S'appuyant sur ces liens, les frères ont commencé à recevoir régulièrement des "références" d'écoles et de collèges pour des expériences de travail.
L'idée est que les personnes handicapées peuvent pratiquer leur vie professionnelle dans un espace sûr.
C'est une façon pour l'atelier de servir la communauté, dit Angela, en offrant des possibilités que des employeurs moins sympathiques ne le feraient pas.
"Les handicaps cachés de la communication et de l'autisme sont oubliés ou négligés par de nombreuses personnes ", dit-elle.
"Les individus sur le spectre peuvent s'exprimer, avoir des opinions, être d'excellents résolveurs de problèmes, mais aussi être incroyablement fiables."
Bref, d'excellents employés, si on leur donne le bon soutien.
Les jeunes en stage sont d'abord mis à l'écart, souvent en triant les bandes dessinées à l'arrière de l'atelier, ce qui est répétitif et méthodique. Ils finiront par travailler derrière la caisse.
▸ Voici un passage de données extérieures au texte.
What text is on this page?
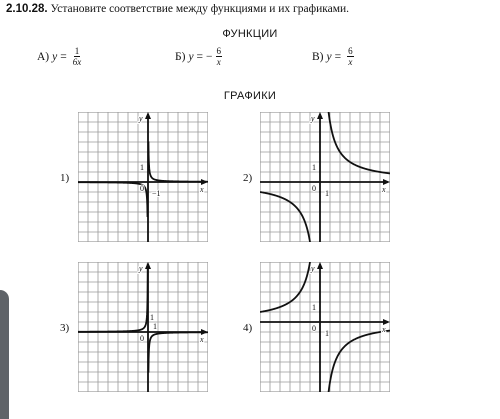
2.10.28. Установите соответствие между функциями и их графиками.
ФУНКЦИИ
А) $y = \frac{1}{6x}$	Б) y = − $\frac{6}{x}$	В) $y = \frac{6}{x}$
ГРАФИКИ
1)	2)
3)	4)
x
y
0
1
−1	x
y
0
1
1
x
y
0
1
1	x
y
0
1
1
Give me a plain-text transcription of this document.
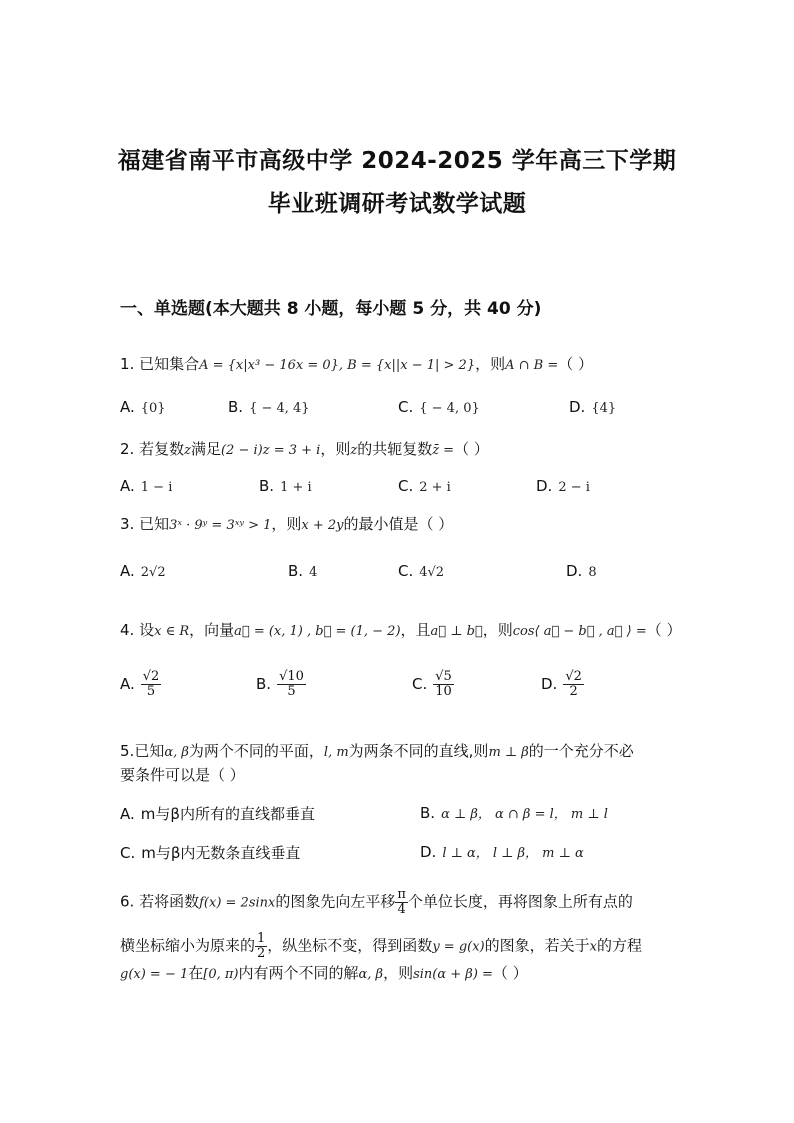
福建省南平市高级中学 2024-2025 学年高三下学期
毕业班调研考试数学试题
一、单选题(本大题共 8 小题，每小题 5 分，共 40 分)
1. 已知集合A = {x|x³ − 16x = 0}, B = {x||x − 1| > 2}，则A ∩ B =（ ）
A. {0}	B. { − 4, 4}	C. { − 4, 0}	D. {4}
2. 若复数z满足(2 − i)z = 3 + i，则z的共轭复数z̄ =（ ）
A. 1 − i	B. 1 + i	C. 2 + i	D. 2 − i
3. 已知3ˣ · 9ʸ = 3ˣʸ > 1，则x + 2y的最小值是（ ）
A. 2√2	B. 4	C. 4√2	D. 8
4. 设x ∈ R，向量a⃗ = (x, 1) , b⃗ = (1, − 2)，且a⃗ ⊥ b⃗，则cos⟨ a⃗ − b⃗ , a⃗ ⟩ =（ ）
A. $\frac{√2}{5}$	B. $\frac{√10}{5}$	C. $\frac{√5}{10}$	D. $\frac{√2}{2}$
5.已知α, β为两个不同的平面，l, m为两条不同的直线,则m ⊥ β的一个充分不必
要条件可以是（ ）
A. m与β内所有的直线都垂直	B. α ⊥ β， α ∩ β = l， m ⊥ l
C. m与β内无数条直线垂直	D. l ⊥ α， l ⊥ β， m ⊥ α
6. 若将函数f(x) = 2sinx的图象先向左平移 $\frac{\pi}{4}$ 个单位长度，再将图象上所有点的
横坐标缩小为原来的 $\frac{1}{2}$ ，纵坐标不变，得到函数y = g(x)的图象，若关于x的方程
g(x) = − 1在[0, π)内有两个不同的解α, β，则sin(α + β) =（ ）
"Après quelques jours, dit Angela, les gens qui ne communiquaient peut-être pas du tout sortent d'eux-mêmes et commencent à s'engager.
"C'est la joie, de voir le changement."
Sept ans plus tard, Angela est heureuse d'avoir pris le risque d'aider ses fils à créer leur boutique de rêve.
"Si j'avais su ce que je sais maintenant, j'aurais dû creuser profondément pour aller de l'avant ", dit-elle.
"Mais c'était la bonne décision. Ce magasin a une âme."